Bad because there were elements of abuse that twisted those same beliefs into everything that they were not. The result left me unable to get past the why of what was happening to me.
My conclusion: that I was bad. Otherwise, I would have been saved. And because of my badness, I became so focused on the why.
Why did God allow this?
Why was I so bad?
Why wouldn't He help me be good?
Why did they hurt me?
It must be because I was bad; why else?
I have struggled in a figure eight pattern for years. It's entirely predictable. The circular logic of the why... a possible answer of why... no, that's not the answer and then I'm headed into another pointless loop of questioning. A vicious cycle.
Somehow I have kept my belief in God intact. It hasn't been and probably won't ever be pretty. But it's there. We attend church weekly; a miracle to explain on a different day. This past weekend someone spoke about asking what instead of why. What has many more answers than why.

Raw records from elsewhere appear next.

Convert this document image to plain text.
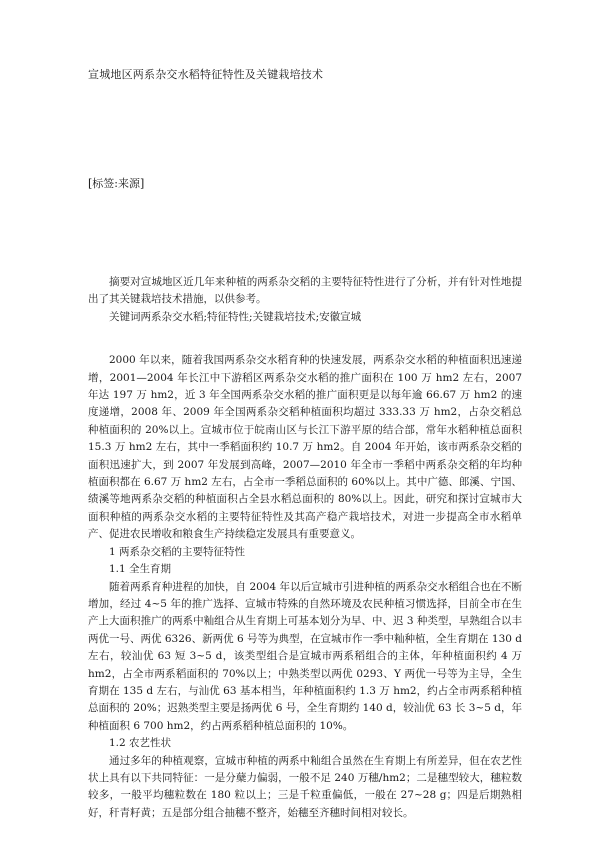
宣城地区两系杂交水稻特征特性及关键栽培技术
[标签:来源]

摘要对宣城地区近几年来种植的两系杂交稻的主要特征特性进行了分析，并有针对性地提出了其关键栽培技术措施，以供参考。

关键词两系杂交水稻;特征特性;关键栽培技术;安徽宣城

2000 年以来，随着我国两系杂交水稻育种的快速发展，两系杂交水稻的种植面积迅速递增，2001—2004 年长江中下游稻区两系杂交水稻的推广面积在 100 万 hm2 左右，2007 年达 197 万 hm2，近 3 年全国两系杂交水稻的推广面积更是以每年逾 66.67 万 hm2 的速度递增，2008 年、2009 年全国两系杂交稻种植面积均超过 333.33 万 hm2，占杂交稻总种植面积的 20%以上。宣城市位于皖南山区与长江下游平原的结合部，常年水稻种植总面积 15.3 万 hm2 左右，其中一季稻面积约 10.7 万 hm2。自 2004 年开始，该市两系杂交稻的面积迅速扩大，到 2007 年发展到高峰，2007—2010 年全市一季稻中两系杂交稻的年均种植面积都在 6.67 万 hm2 左右，占全市一季稻总面积的 60%以上。其中广德、郎溪、宁国、绩溪等地两系杂交稻的种植面积占全县水稻总面积的 80%以上。因此，研究和探讨宣城市大面积种植的两系杂交水稻的主要特征特性及其高产稳产栽培技术，对进一步提高全市水稻单产、促进农民增收和粮食生产持续稳定发展具有重要意义。

1 两系杂交稻的主要特征特性

1.1 全生育期

随着两系育种进程的加快，自 2004 年以后宣城市引进种植的两系杂交水稻组合也在不断增加，经过 4~5 年的推广选择、宣城市特殊的自然环境及农民种植习惯选择，目前全市在生产上大面积推广的两系中籼组合从生育期上可基本划分为早、中、迟 3 种类型，早熟组合以丰两优一号、两优 6326、新两优 6 号等为典型，在宣城市作一季中籼种植，全生育期在 130 d 左右，较汕优 63 短 3~5 d，该类型组合是宣城市两系稻组合的主体，年种植面积约 4 万 hm2，占全市两系稻面积的 70%以上；中熟类型以两优 0293、Y 两优一号等为主导，全生育期在 135 d 左右，与汕优 63 基本相当，年种植面积约 1.3 万 hm2，约占全市两系稻种植总面积的 20%；迟熟类型主要是扬两优 6 号，全生育期约 140 d，较汕优 63 长 3~5 d，年种植面积 6 700 hm2，约占两系稻种植总面积的 10%。

1.2 农艺性状

通过多年的种植观察，宣城市种植的两系中籼组合虽然在生育期上有所差异，但在农艺性状上具有以下共同特征：一是分蘖力偏弱，一般不足 240 万穗/hm2；二是穗型较大，穗粒数较多，一般平均穗粒数在 180 粒以上；三是千粒重偏低，一般在 27~28 g；四是后期熟相好，秆青籽黄；五是部分组合抽穗不整齐，始穗至齐穗时间相对较长。
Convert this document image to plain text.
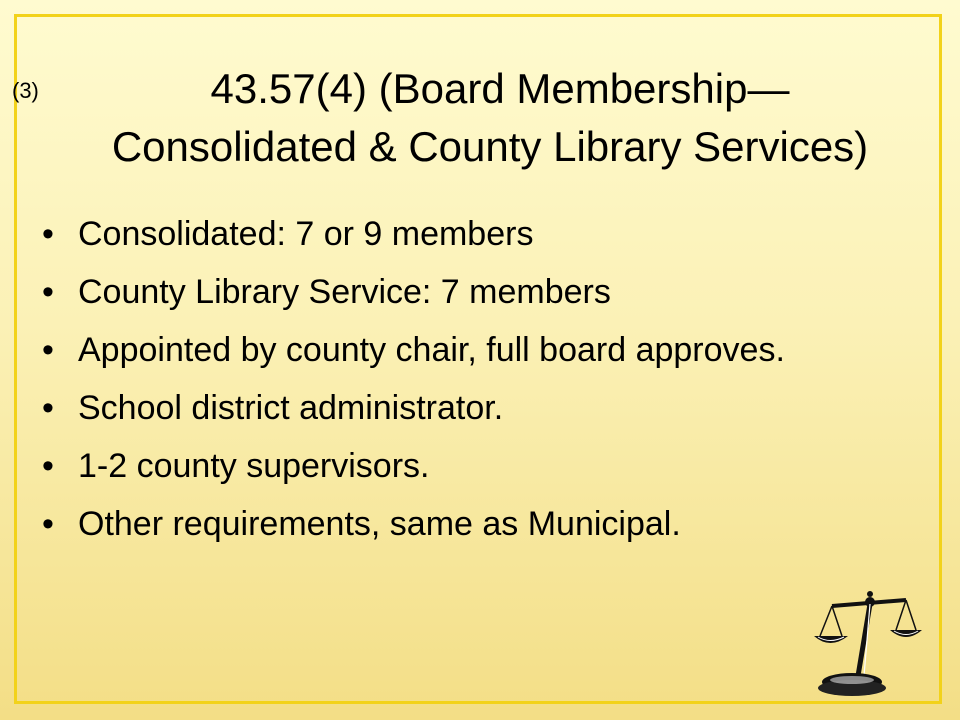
(3)	43.57(4) (Board Membership—
Consolidated & County Library Services)
• Consolidated: 7 or 9 members
• County Library Service: 7 members
• Appointed by county chair, full board approves.
• School district administrator.
• 1-2 county supervisors.
• Other requirements, same as Municipal.
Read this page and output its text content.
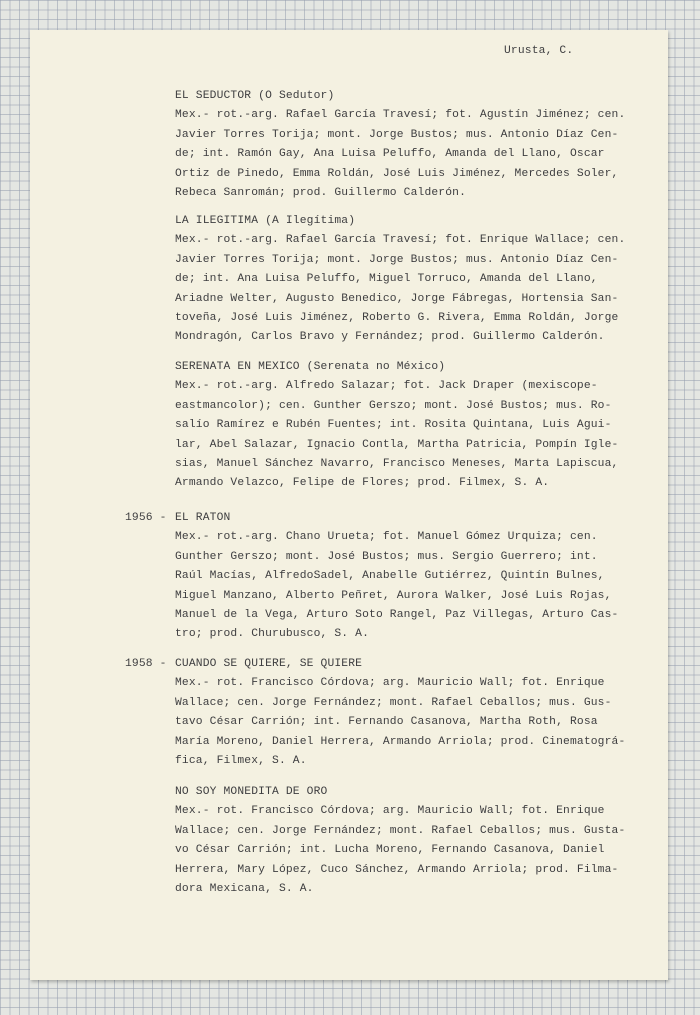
Urusta, C.
EL SEDUCTOR (O Sedutor)
Mex.- rot.-arg. Rafael García Travesí; fot. Agustín Jiménez; cen.
Javier Torres Torija; mont. Jorge Bustos; mus. Antonio Díaz Cen-
de; int. Ramón Gay, Ana Luisa Peluffo, Amanda del Llano, Oscar
Ortiz de Pinedo, Emma Roldán, José Luis Jiménez, Mercedes Soler,
Rebeca Sanromán; prod. Guillermo Calderón.
LA ILEGITIMA (A Ilegítima)
Mex.- rot.-arg. Rafael García Travesí; fot. Enrique Wallace; cen.
Javier Torres Torija; mont. Jorge Bustos; mus. Antonio Díaz Cen-
de; int. Ana Luisa Peluffo, Miguel Torruco, Amanda del Llano,
Ariadne Welter, Augusto Benedico, Jorge Fábregas, Hortensia San-
toveña, José Luis Jiménez, Roberto G. Rivera, Emma Roldán, Jorge
Mondragón, Carlos Bravo y Fernández; prod. Guillermo Calderón.
SERENATA EN MEXICO (Serenata no México)
Mex.- rot.-arg. Alfredo Salazar; fot. Jack Draper (mexiscope-
eastmancolor); cen. Gunther Gerszo; mont. José Bustos; mus. Ro-
salío Ramírez e Rubén Fuentes; int. Rosita Quintana, Luis Agui-
lar, Abel Salazar, Ignacio Contla, Martha Patricia, Pompín Igle-
sias, Manuel Sánchez Navarro, Francisco Meneses, Marta Lapiscua,
Armando Velazco, Felipe de Flores; prod. Filmex, S. A.
1956 - EL RATON
Mex.- rot.-arg. Chano Urueta; fot. Manuel Gómez Urquiza; cen.
Gunther Gerszo; mont. José Bustos; mus. Sergio Guerrero; int.
Raúl Macías, AlfredoSadel, Anabelle Gutiérrez, Quintín Bulnes,
Miguel Manzano, Alberto Peñret, Aurora Walker, José Luis Rojas,
Manuel de la Vega, Arturo Soto Rangel, Paz Villegas, Arturo Cas-
tro; prod. Churubusco, S. A.
1958 - CUANDO SE QUIERE, SE QUIERE
Mex.- rot. Francisco Córdova; arg. Mauricio Wall; fot. Enrique
Wallace; cen. Jorge Fernández; mont. Rafael Ceballos; mus. Gus-
tavo César Carrión; int. Fernando Casanova, Martha Roth, Rosa
María Moreno, Daniel Herrera, Armando Arriola; prod. Cinematográ-
fica, Filmex, S. A.
NO SOY MONEDITA DE ORO
Mex.- rot. Francisco Córdova; arg. Mauricio Wall; fot. Enrique
Wallace; cen. Jorge Fernández; mont. Rafael Ceballos; mus. Gusta-
vo César Carrión; int. Lucha Moreno, Fernando Casanova, Daniel
Herrera, Mary López, Cuco Sánchez, Armando Arriola; prod. Filma-
dora Mexicana, S. A.
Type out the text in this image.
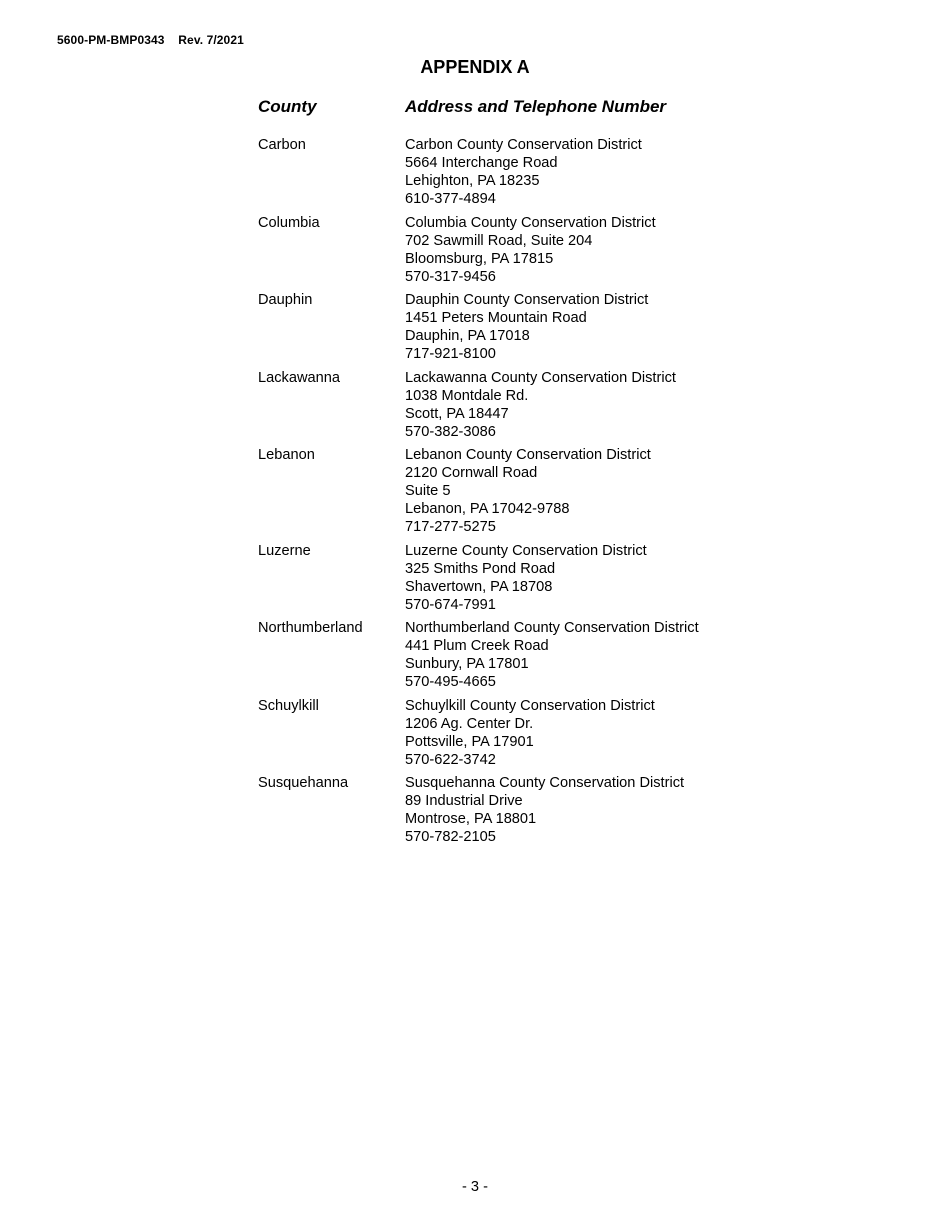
5600-PM-BMP0343    Rev. 7/2021
APPENDIX A
County	Address and Telephone Number
Carbon	Carbon County Conservation District
5664 Interchange Road
Lehighton, PA 18235
610-377-4894
Columbia	Columbia County Conservation District
702 Sawmill Road, Suite 204
Bloomsburg, PA 17815
570-317-9456
Dauphin	Dauphin County Conservation District
1451 Peters Mountain Road
Dauphin, PA 17018
717-921-8100
Lackawanna	Lackawanna County Conservation District
1038 Montdale Rd.
Scott, PA 18447
570-382-3086
Lebanon	Lebanon County Conservation District
2120 Cornwall Road
Suite 5
Lebanon, PA 17042-9788
717-277-5275
Luzerne	Luzerne County Conservation District
325 Smiths Pond Road
Shavertown, PA 18708
570-674-7991
Northumberland	Northumberland County Conservation District
441 Plum Creek Road
Sunbury, PA 17801
570-495-4665
Schuylkill	Schuylkill County Conservation District
1206 Ag. Center Dr.
Pottsville, PA 17901
570-622-3742
Susquehanna	Susquehanna County Conservation District
89 Industrial Drive
Montrose, PA 18801
570-782-2105
- 3 -
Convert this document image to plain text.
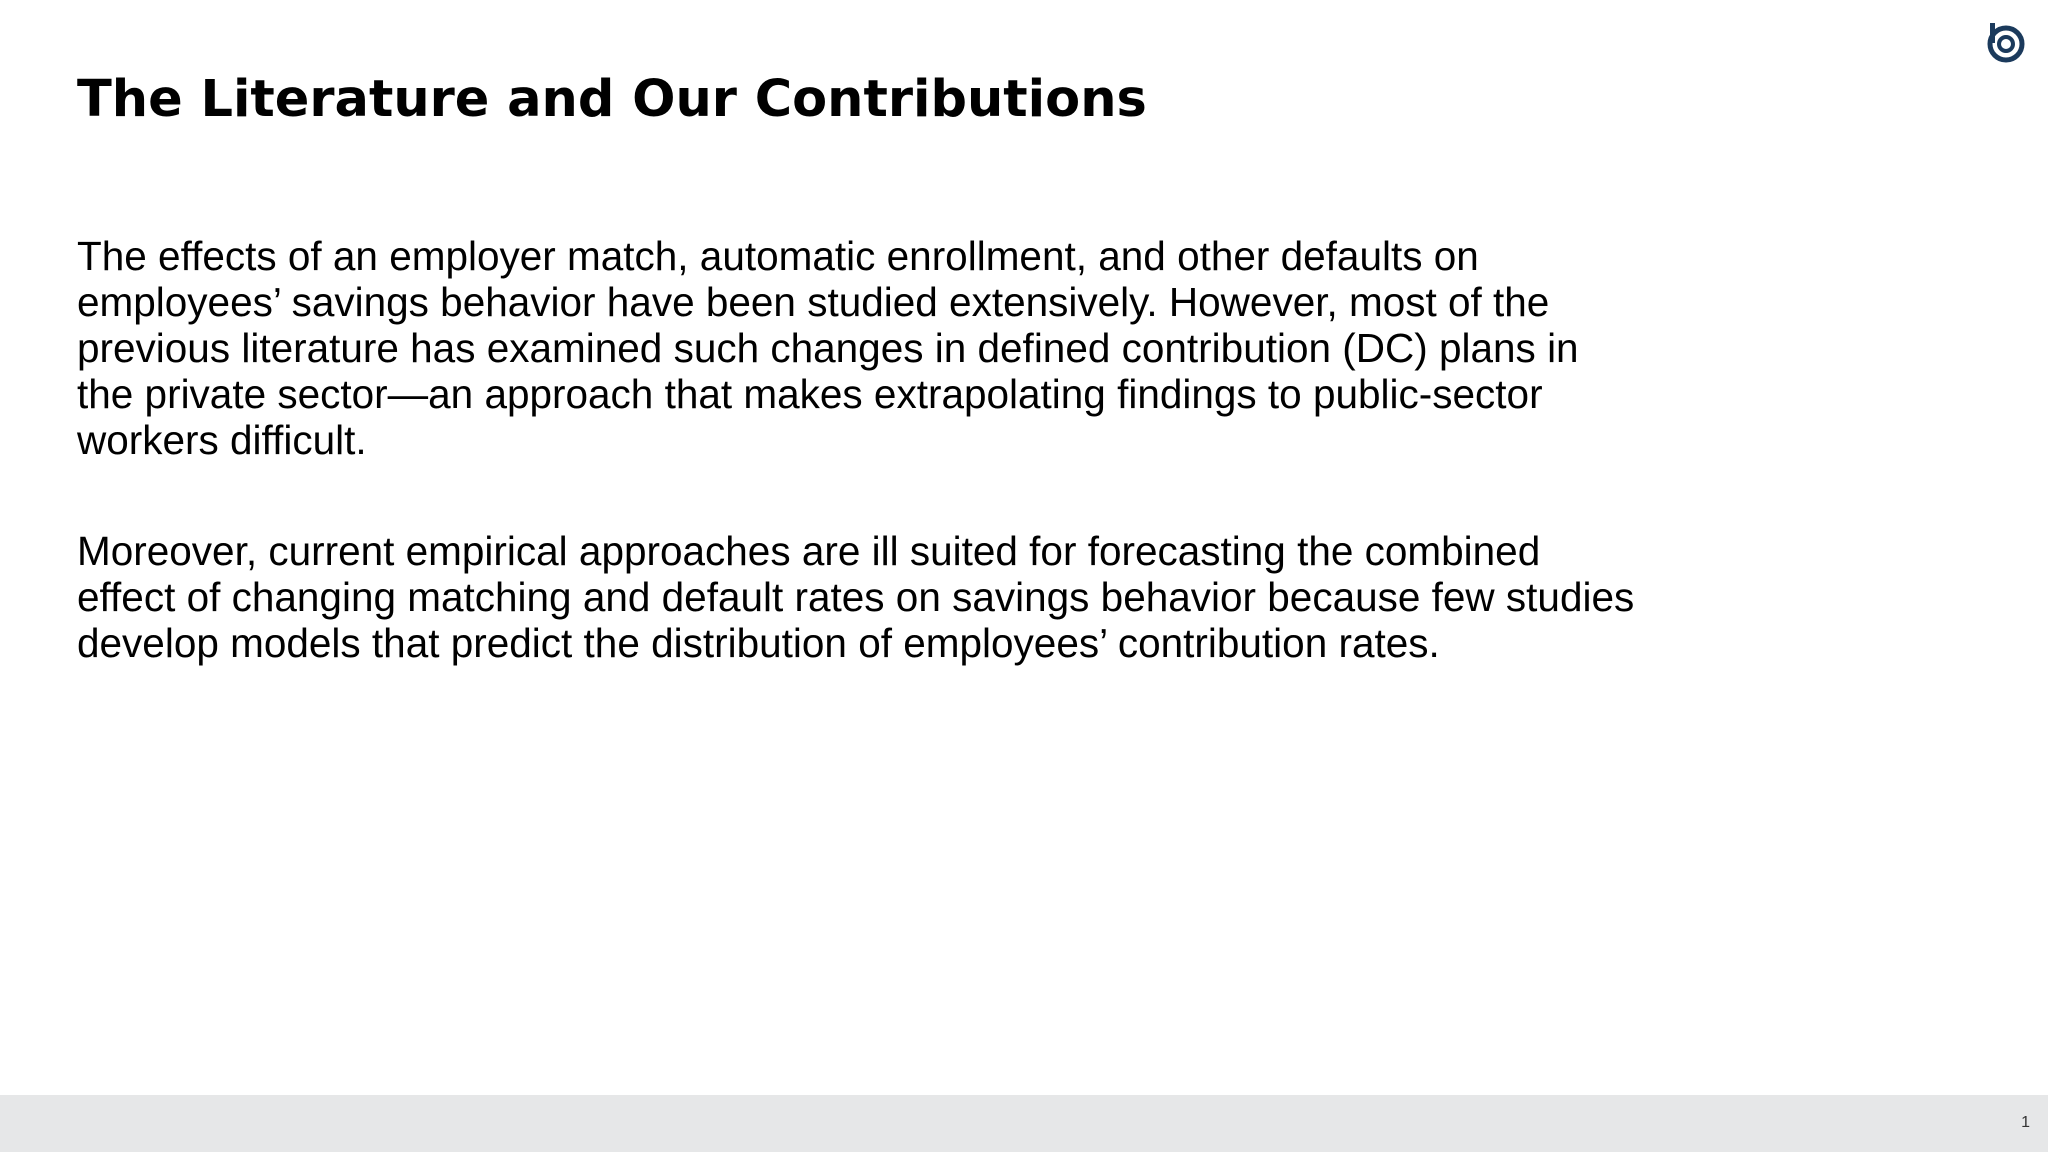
The Literature and Our Contributions

The effects of an employer match, automatic enrollment, and other defaults on employees’ savings behavior have been studied extensively. However, most of the previous literature has examined such changes in defined contribution (DC) plans in the private sector—an approach that makes extrapolating findings to public-sector workers difficult.

Moreover, current empirical approaches are ill suited for forecasting the combined effect of changing matching and default rates on savings behavior because few studies develop models that predict the distribution of employees’ contribution rates.

1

What happened? I can answer that if I tell the truth of what they did.
What was wrong with them? They were mean people.
What could I have done differently? Not a lot. I was a kid.
What do I feel about what happened? I can name the feelings if I think hard enough.
What did God do back then? He created a way for a child's mind to cope. He kept me alive.
What is different now? Everything.
What can I learn about myself? I'm stronger than they thought. I'm stronger than I thought.
What can I learn from my childhood? This one is harder to answer but I have some theories...
Questions are good. But answers are almost always better.